SUI typically does not occur in men and may be seen only after some type of prostate surgery.
Overflow incontinence: This occurs when the bladder stores more urine than it can handle. It can have two causes: An enlarged prostate, typically in men aged 55 or greater (called benign prostatic hyperplasia) or in women and men with a weak bladder muscle. In BPH, the large prostate squeezes or compresses the urethra (the tube that empties urine from the bladder) and prevents normal flow of urine. If the bladder muscle is weak, the urine cannot be squeezed out of the bladder. With BPH or a weak bladder muscle, urine starts to collect in the bladder until there's so much excess that the bladder becomes distended (overstretched) and urine leaks out.
Conditions that can cause a weak bladder muscle and overflow incontinence include diabetic neuropathy and spine problems. Chronic untreated BPH can eventually lead to bladder muscle weakening.
Urge incontinence: As one of the symptoms of "overactive bladder," this condition causes people to feel an urgent need to urinate that is difficult to delay due to muscle spasms in the bladder. It is the most common type of incontinence in older people. As a result of infection, stones, strokes, and dementia, the bladder spasms and causes urine loss.

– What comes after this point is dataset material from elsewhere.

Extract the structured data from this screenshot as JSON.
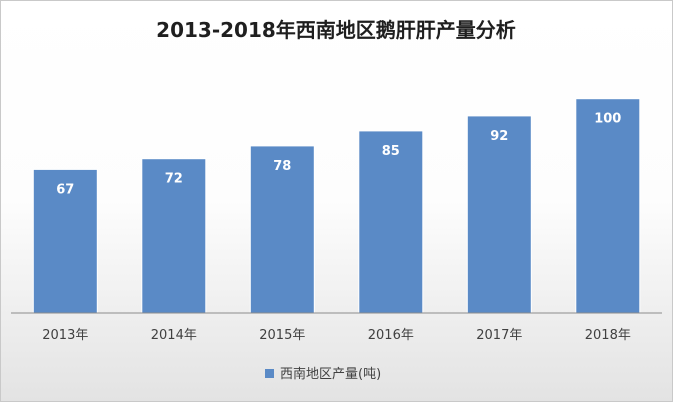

Functional incontinence: This type of incontinence occurs when people have urge incontinence but are unable to get to the toilet because of conditions such as dementia, stroke, or immobility.
Some people may have mixed incontinence, which is a combination of the four types. The most common combination is urge and stress incontinence. Incontinence can either be temporary (e.g., caused by infections or medications) or persistent (e.g., due to a stroke or other neurological condition).